My great-grandmother (who we called Nana) used to say, “There’s never the perfect situation, dear.” Or, as I like to put it, nobody escapes.
Our humanity is constructed in particular way—a way in which, it feels like life shows up to test us. It’s just the way the world is wired. And though it’s been a popular spiritual idea to say that we’re all here to learn lessons—and of course we are—it’s annoying as hell to hear that on the days when life has slammed us to the turf.
And that’s where art comes in. The thing about art is that it’s nonlinear. It’s not a multiple-choice, check off the box, A to B to C experience. It requires us to get comfortable with the amoeba-like shapes of early efforts. It requires us to get familiar with failure. It requires that we try, and try again. It asks of us look beyond the regular, and the average, and the conditional thought processes, and see something else—to keep going and keep looking even when we think there’s no place to look. It asks us to trust.
Making art means that we don’t “know” before we begin. Oftentimes we still don’t have a clue when we’re halfway through, or even near the end of a project. But we work anyway. We work to discover the intuition and the grace that comes from trusting ourselves, from trusting that doorways appear, even we think they won’t.
Blasting the abstract canvas with sundrenched yellow and fiery red and topaz, even when you think you’re going to finish with gold hues, means you have to trust your own sense of composition. Sculpting a four foot high hammered metal sculpture, even when you have no idea how you’re going to make the thing stand, means you have to trust your artistic vision. Constructing an eight foot high wooden installation piece, when you have no idea where you’re going to put it, requires listening to what’s calling you, and courage. In other words, art teaches us to trust the process.

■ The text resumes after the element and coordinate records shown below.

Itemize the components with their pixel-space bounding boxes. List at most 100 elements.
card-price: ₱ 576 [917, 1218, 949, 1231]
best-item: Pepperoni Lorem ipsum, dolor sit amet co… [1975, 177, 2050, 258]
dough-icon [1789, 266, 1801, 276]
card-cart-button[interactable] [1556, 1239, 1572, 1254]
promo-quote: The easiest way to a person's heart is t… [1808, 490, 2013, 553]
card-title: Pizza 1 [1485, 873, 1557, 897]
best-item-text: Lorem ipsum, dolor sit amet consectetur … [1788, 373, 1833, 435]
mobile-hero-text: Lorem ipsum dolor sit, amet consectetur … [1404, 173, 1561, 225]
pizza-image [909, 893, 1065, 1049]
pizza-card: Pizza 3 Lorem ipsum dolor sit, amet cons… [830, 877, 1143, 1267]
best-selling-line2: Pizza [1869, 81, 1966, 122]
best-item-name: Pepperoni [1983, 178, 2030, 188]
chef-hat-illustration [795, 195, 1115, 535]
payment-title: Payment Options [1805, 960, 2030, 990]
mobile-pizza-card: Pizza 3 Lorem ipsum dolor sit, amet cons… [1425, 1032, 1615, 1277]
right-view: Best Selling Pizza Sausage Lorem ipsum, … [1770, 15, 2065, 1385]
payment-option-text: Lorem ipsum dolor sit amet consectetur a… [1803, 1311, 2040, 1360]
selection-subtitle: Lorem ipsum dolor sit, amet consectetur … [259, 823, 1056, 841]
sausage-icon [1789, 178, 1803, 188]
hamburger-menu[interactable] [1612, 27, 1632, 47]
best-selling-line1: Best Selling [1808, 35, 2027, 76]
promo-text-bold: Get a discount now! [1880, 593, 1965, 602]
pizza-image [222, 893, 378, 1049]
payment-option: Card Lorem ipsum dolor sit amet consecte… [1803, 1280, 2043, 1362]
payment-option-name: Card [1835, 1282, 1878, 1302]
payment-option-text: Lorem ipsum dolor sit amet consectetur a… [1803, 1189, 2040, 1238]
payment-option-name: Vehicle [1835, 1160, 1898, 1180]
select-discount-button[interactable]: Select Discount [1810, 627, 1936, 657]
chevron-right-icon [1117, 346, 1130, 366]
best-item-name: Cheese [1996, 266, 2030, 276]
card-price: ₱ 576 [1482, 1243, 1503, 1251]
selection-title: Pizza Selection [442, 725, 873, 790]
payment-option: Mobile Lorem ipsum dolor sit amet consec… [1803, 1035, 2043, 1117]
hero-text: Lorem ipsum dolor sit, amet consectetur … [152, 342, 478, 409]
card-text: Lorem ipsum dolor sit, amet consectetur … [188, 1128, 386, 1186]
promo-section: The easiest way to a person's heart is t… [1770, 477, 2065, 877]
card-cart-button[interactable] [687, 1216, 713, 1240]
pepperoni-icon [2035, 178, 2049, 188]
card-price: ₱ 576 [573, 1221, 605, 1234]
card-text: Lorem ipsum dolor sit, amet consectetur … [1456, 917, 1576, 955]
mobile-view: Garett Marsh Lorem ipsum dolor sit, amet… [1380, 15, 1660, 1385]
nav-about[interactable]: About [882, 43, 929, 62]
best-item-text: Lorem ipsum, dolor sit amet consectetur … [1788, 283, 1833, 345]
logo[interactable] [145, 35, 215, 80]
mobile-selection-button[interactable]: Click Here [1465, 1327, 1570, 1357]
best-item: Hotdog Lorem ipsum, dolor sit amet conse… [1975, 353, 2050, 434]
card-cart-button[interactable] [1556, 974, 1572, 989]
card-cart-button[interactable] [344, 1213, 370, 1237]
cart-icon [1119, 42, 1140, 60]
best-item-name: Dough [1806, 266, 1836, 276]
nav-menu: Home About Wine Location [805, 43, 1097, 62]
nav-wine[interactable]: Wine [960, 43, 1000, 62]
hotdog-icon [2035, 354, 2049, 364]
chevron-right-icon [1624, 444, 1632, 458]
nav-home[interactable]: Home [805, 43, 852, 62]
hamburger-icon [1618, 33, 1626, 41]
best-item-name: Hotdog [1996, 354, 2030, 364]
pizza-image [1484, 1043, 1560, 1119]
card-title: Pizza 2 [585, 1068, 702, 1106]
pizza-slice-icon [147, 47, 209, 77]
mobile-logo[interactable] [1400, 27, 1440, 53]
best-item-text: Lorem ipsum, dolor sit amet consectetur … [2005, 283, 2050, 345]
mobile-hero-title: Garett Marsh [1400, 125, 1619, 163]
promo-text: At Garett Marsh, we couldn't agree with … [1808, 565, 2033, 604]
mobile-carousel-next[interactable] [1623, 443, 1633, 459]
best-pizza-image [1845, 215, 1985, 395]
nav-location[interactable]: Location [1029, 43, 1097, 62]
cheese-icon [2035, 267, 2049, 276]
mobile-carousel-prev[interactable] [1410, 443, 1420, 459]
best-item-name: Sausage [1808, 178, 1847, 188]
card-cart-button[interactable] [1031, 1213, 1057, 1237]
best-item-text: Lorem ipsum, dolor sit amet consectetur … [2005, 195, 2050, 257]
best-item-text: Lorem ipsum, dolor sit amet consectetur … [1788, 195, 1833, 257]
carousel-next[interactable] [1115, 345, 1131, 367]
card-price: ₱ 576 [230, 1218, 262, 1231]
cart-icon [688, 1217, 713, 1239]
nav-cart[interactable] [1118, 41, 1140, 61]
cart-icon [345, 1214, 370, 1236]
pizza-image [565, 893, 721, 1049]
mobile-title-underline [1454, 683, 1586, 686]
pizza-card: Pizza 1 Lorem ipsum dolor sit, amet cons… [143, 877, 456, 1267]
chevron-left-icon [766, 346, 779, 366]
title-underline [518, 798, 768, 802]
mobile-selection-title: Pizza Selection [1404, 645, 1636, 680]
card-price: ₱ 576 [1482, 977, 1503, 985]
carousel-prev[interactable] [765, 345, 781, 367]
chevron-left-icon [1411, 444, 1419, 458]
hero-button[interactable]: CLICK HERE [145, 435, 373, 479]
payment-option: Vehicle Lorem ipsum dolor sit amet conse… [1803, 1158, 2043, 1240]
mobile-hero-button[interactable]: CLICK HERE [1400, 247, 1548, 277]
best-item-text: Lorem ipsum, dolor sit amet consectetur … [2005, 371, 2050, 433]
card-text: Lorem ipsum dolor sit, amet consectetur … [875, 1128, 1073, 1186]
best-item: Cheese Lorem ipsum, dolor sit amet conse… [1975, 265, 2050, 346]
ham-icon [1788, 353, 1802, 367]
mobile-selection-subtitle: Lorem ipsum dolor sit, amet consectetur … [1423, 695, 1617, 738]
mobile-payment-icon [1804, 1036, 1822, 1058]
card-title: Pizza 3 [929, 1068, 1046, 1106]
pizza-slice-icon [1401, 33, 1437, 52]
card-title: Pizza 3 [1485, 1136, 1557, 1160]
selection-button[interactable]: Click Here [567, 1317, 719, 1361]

So then, when we’re back in the whirring blender of life, we can remember that doorways appear. They often don’t appear where we think they will appear, or where we want them to. They often look completely upside down and backwards—they appear in different textures, and land in our face-front visual-fields in unrecognizable structures. But even when we don’t know how they got there, there they are.
Doorways that open to a new place—an unseen and unknown place— materialize for us time and time again in art, just as they will for us in life, simply because we are willing to keep walking, and to trust. And that artistic lesson is a real-world faith foundation we can build a life upon.
Life shows up. Doorways appear. And all we have to do is show up.